We may disclose information where required by law or to protect rights and safety.

8.4 Business Transfers

Personal information may be transferred in connection with mergers or asset sales, subject to appropriate safeguards.

We do not sell personal information for monetary consideration.

9. International Transfers

Personal information may be stored or processed outside your province or outside Canada, including in the United States, by our service providers.

In such cases, information may be subject to the laws of those jurisdictions. We take reasonable steps to ensure appropriate protection consistent with Canadian privacy laws.

10. Retention

We retain personal information only as long as necessary.

Standard Retention Periods

  • Payment-related logs: up to 24 months
  • Security logs (IP/device hashes): up to 12 months
  • Fraud/dispute records: retained until dispute resolution and internal closure

Certain data may be retained longer where required for legal, accounting, fraud prevention, or regulatory purposes.

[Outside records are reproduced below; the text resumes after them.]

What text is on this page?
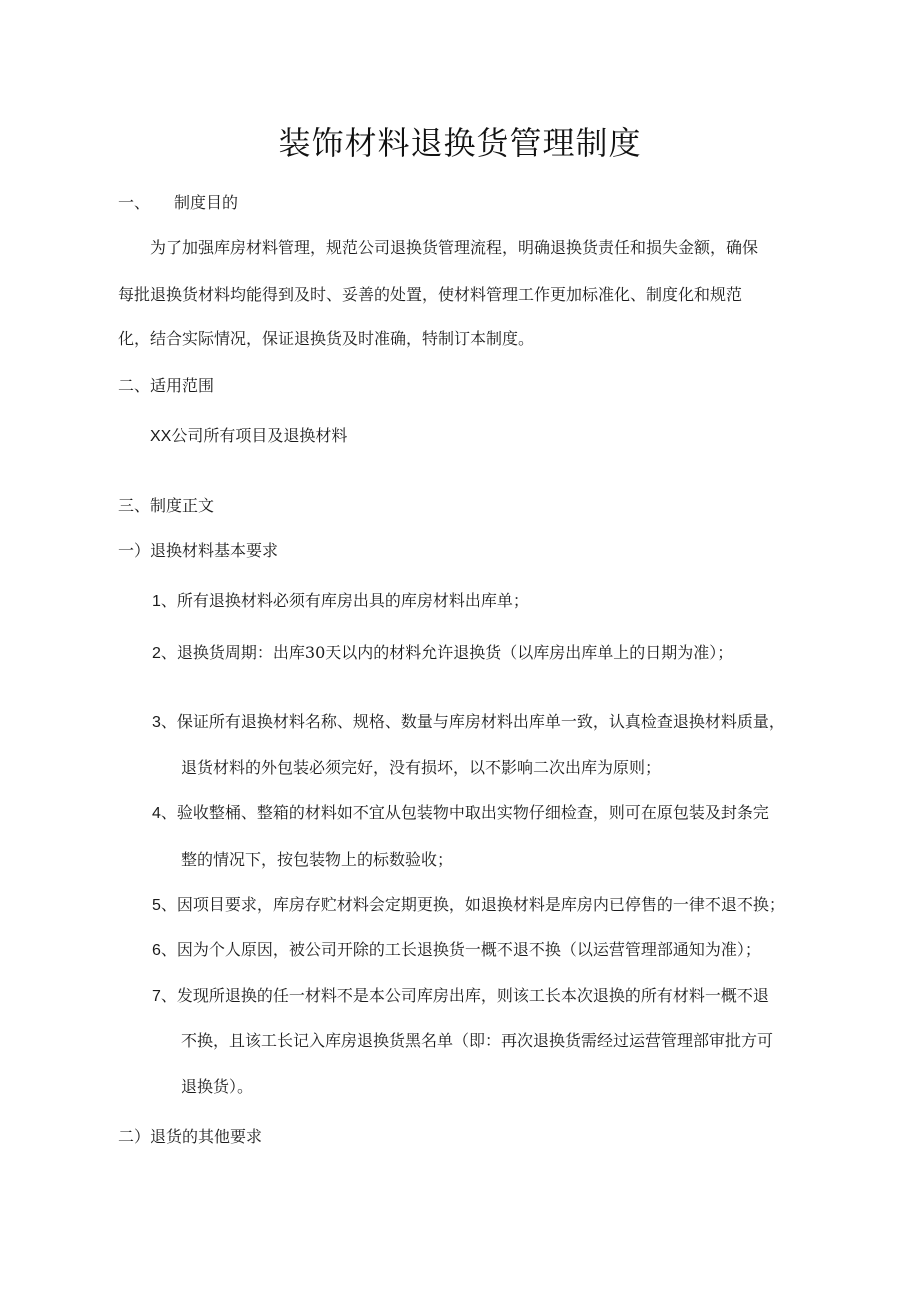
装饰材料退换货管理制度
一、 制度目的
为了加强库房材料管理，规范公司退换货管理流程，明确退换货责任和损失金额，确保
每批退换货材料均能得到及时、妥善的处置，使材料管理工作更加标准化、制度化和规范
化，结合实际情况，保证退换货及时准确，特制订本制度。
二、适用范围
XX公司所有项目及退换材料
三、制度正文
一）退换材料基本要求
1、所有退换材料必须有库房出具的库房材料出库单；
2、退换货周期：出库30天以内的材料允许退换货（以库房出库单上的日期为准）；
3、保证所有退换材料名称、规格、数量与库房材料出库单一致，认真检查退换材料质量，
退货材料的外包装必须完好，没有损坏，以不影响二次出库为原则；
4、验收整桶、整箱的材料如不宜从包装物中取出实物仔细检查，则可在原包装及封条完
整的情况下，按包装物上的标数验收；
5、因项目要求，库房存贮材料会定期更换，如退换材料是库房内已停售的一律不退不换；
6、因为个人原因，被公司开除的工长退换货一概不退不换（以运营管理部通知为准）；
7、发现所退换的任一材料不是本公司库房出库，则该工长本次退换的所有材料一概不退
不换，且该工长记入库房退换货黑名单（即：再次退换货需经过运营管理部审批方可
退换货）。
二）退货的其他要求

When no longer required, information is securely deleted or anonymized.

11. Security

We implement reasonable safeguards including:

  • Encryption in transit (TLS)
  • Role-based access controls
  • Secure credential storage
  • Monitoring for unauthorized access

No system is completely secure.

12. Your Rights

Subject to applicable law, you may:

  • Request access to your personal information
  • Request correction of inaccuracies
  • Request deletion, where legally permissible
  • Withdraw consent for certain uses

We may retain certain information where required for legal, accounting, fraud prevention, or dispute resolution purposes.

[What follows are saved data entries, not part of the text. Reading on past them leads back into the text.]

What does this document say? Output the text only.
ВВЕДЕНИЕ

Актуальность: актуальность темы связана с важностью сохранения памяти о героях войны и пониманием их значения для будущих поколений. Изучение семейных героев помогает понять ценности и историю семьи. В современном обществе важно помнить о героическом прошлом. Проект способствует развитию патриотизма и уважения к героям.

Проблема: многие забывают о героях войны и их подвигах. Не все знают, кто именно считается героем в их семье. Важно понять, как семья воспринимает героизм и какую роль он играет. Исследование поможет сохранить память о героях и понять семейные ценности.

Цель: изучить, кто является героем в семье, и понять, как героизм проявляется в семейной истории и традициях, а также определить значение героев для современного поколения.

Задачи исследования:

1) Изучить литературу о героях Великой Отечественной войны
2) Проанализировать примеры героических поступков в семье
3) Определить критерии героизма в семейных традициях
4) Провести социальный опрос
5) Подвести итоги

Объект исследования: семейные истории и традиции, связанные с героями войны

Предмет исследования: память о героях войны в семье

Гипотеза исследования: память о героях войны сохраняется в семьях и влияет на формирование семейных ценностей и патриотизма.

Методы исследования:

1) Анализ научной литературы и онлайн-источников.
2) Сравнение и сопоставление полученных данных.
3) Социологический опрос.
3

Requests may be submitted to: support@bitebuddy.ca

We may verify your identity before responding and aim to respond within 30 days.

13. Cookies and Analytics

We use essential cookies to operate the Services and optional analytics tools to improve user experience.

You may manage cookies through your browser settings.

14. Children’s Privacy

The Services are not intended for children under 13. We do not knowingly collect personal information from children under 13.

15. Changes to This Policy

We may update this Privacy Policy periodically. Updates will be reflected by the “Last updated” date.

16. Contact Information

Whitespace Studio LLP
BiteBuddy
Richmond, British Columbia, Canada
Email: support@bitebuddy.ca

If concerns are not resolved, you may contact the Office of the Privacy Commissioner of Canada or your provincial privacy authority.